- Release Date : 15/06/2018
- Cast : Javier Bardem, Penelope Cruz, Pater Sarsgaard
- Director : Fernando León de Aranoa
- Written By: Fernando León de Aranoa (Screenplay), Virginia Vallejo (book)
Pablo Escobar, a name that keeps popping up in pop culture references more than Superman, Batman and Quentin Tarantino these days. Films like Escobar: Paradise Lost, The Sins of My father, The Infiltrator (The emphasis was on the man who tried to track him down), Narcos (Netflix original Series), American Made (the emphasis was on Barry Seal, one of Pablo’s dope transport pilots) and a countless more motion picture and series have documented the life and exploits of a man who became larger than a country. He was a man who became a billionaire in 2 years. A man who killed hundreds and yet lived like a king. A man who made the government dedicate a whole military unit for his capture. As I dug deeper and deeper into the folklore surrounding Pablo, a name kept popping up every now and then, Virginia Vallejo. One of the biggest television personalities of Columbia, Vallejo was romantically involved with Escobar and post his assassination wrote a book about her entanglement with him. Loving Pablo is based on that very book.

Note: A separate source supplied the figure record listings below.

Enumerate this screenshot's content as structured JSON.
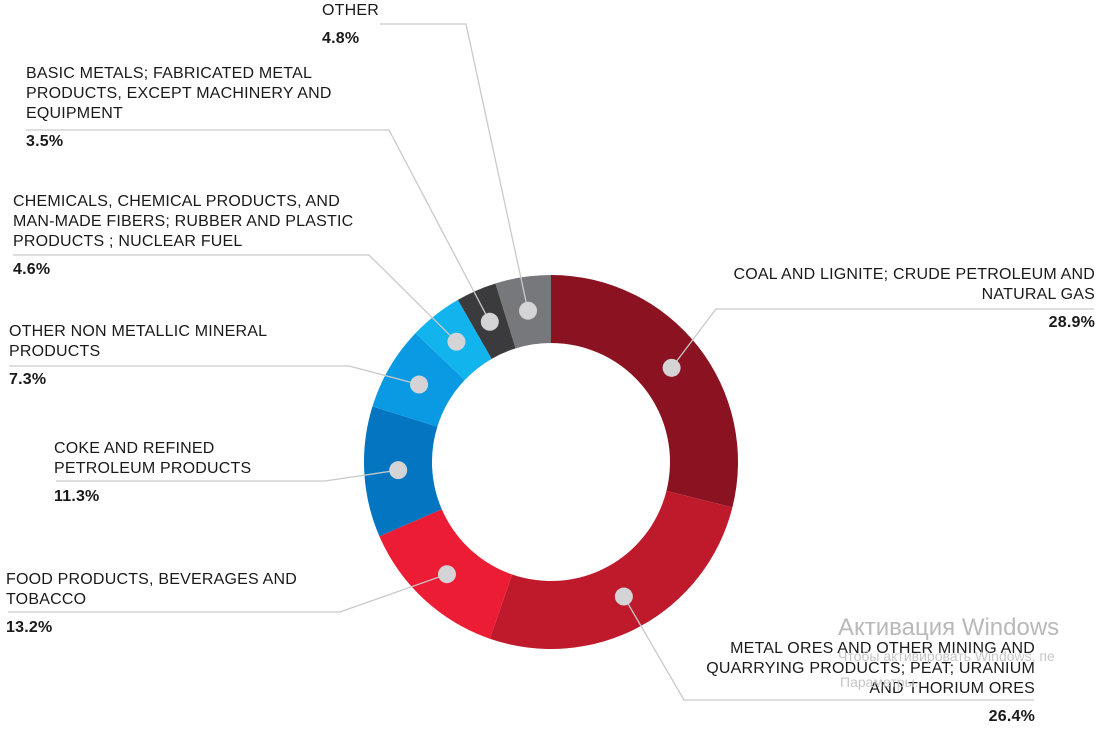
{
  "chart_data": {
    "type": "pie",
    "donut": true,
    "slices": [
      {
        "label": "COAL AND LIGNITE; CRUDE PETROLEUM AND\nNATURAL GAS",
        "value": 28.9,
        "pct_text": "28.9%",
        "color": "#8b1220"
      },
      {
        "label": "METAL ORES AND OTHER MINING AND\nQUARRYING PRODUCTS; PEAT; URANIUM\nAND THORIUM ORES",
        "value": 26.4,
        "pct_text": "26.4%",
        "color": "#be1a2c"
      },
      {
        "label": "FOOD PRODUCTS, BEVERAGES AND\nTOBACCO",
        "value": 13.2,
        "pct_text": "13.2%",
        "color": "#ec1c35"
      },
      {
        "label": "COKE AND REFINED\nPETROLEUM PRODUCTS",
        "value": 11.3,
        "pct_text": "11.3%",
        "color": "#0475c1"
      },
      {
        "label": "OTHER NON METALLIC MINERAL\nPRODUCTS",
        "value": 7.3,
        "pct_text": "7.3%",
        "color": "#0a9ae4"
      },
      {
        "label": "CHEMICALS, CHEMICAL PRODUCTS, AND\nMAN-MADE FIBERS; RUBBER AND PLASTIC\nPRODUCTS ; NUCLEAR FUEL",
        "value": 4.6,
        "pct_text": "4.6%",
        "color": "#12b4ee"
      },
      {
        "label": "BASIC METALS; FABRICATED METAL\nPRODUCTS, EXCEPT MACHINERY AND\nEQUIPMENT",
        "value": 3.5,
        "pct_text": "3.5%",
        "color": "#3b3b3d"
      },
      {
        "label": "OTHER",
        "value": 4.8,
        "pct_text": "4.8%",
        "color": "#77787b"
      }
    ],
    "start_angle_deg": 0,
    "direction": "clockwise",
    "legend": "none"
  },
  "watermark": {
    "title": "Активация Windows",
    "line1": "Чтобы активировать Windows, пе",
    "line2": "Параметры."
  }
}
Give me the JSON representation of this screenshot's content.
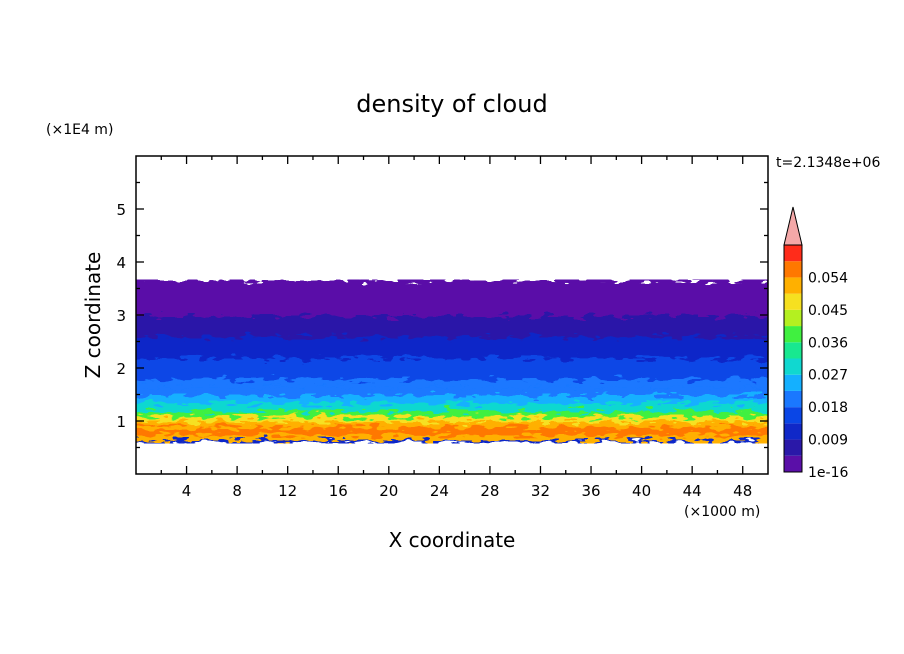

Javier Bardem is one of my favorite actors of recent times and the fact that he is essaying the role of the man, made me that much more interested in the film. The film chronicles the journey of Pablo from his early days of rise through the ranks of the Madeline Cartel to him actually taking over the politics of Columbia (even if it was temporary). We then see how he was forced out of Columbia because of how brutally he squashed any opposition that came in his way (which included gunning down ministers, cops, journalists etc). The film also takes us through Escobar’s elaborate plans to overthrow a treaty that endangered his existence, his tumultuous family life and of course his love and hate relationship with Virginia Vallejo herself. We see all of it through the eyes of Virginia vividly documented and entertainingly re-told.
The film has so much to deal with that it is overwhelmingly entertaining. This is a film that has so much material that no one will not get it in one go. But the fact also remains that everytime you watch this film, you will be entertained a little more. Atleast that was the case with me. I have come across multiple reviews sighting issues with the plot, screenplay and even some of the performances. I didn’t have any such issues though. I guess I was so much entertained by the principal performances and the insane control and power of the man on display that I forgot to look for the loopholes if there were any. The whirlwind pace and captivating screenplay also had a lot to do with it. But then I question myself that if a film is that entertaining that you forget to notice the flaws, is there actually any need of highlighting those flaws. The answer that came to me was a “NO”.
Javier Bardem is terrific. Even with the added makeup towards the end which obviously felt awkward, he acted his heart out. I don’t know Pablo. Never have I seen his mannerism or heard his voice. Hence it is comparatively easier for me to accept Bardem’s interpretation of the man. Once that happens it becomes even easier to enjoy his act. I loved the bits where he is shown making plans, ordering kills and delivering speeches that are rousing. The portions with his family are great too but the best he keeps for his interactions with Penelope Cruz. As the film progresses, through their meeting we get to see the arc that both the characters go through.
They start off from a point where Pablo is in awe of Virginia and vice versa. They quickly get attracted. Pablo becomes bigger and Virginia ends up enjoying the best of his resources. Then he turns violent and Virginia becomes a target of the enemies of Pablo (which he explains to her in a horrifying sequence). As the story progresses, things get worse between the two and the last meeting that they have ends in Pablo nearly beating her up. The essence of the film lies in these meetings and through these meeting we get to see how the life and time of Pablo is changing.
Penelope Cruise is wonderful. She is always a delight in everything that she does. In Virginia Vallejo, she gets a character that cuts really close to her personality and comfort zone. She doesn’t look out of place in any of the sequences that she is a part of. What’s great is her interpretation and expression of sequences where she is expecting physical violence on her. There is a sequence where a bunch of people try to shoot her but she is saved by a rock solid glass. This sequence puts a finger on what exactly I am trying to say here. And it’s needless to say that she looks gorgeous all the way through even when she is in a bad shape.
Loving Pablo is uproariously fun. It’s entertaining to the extent that I wouldn’t mind watching it back to back thrice. For all the flaws and factual errors and everything else, I guess we can forgive this one for the sheer amount of entertainment that it has on offer. Bardem is in his top game. He is complemented wonderfully by Cruz. The film is beautifully shot and efficiently edited. It has a background score that even though doesn’t have much character, still has enough to be music for the years. This is the kind of film that even though is based on facts should be watched purely as fiction. I loved it and I believe that will be the case with one and all who watch it with an open mind.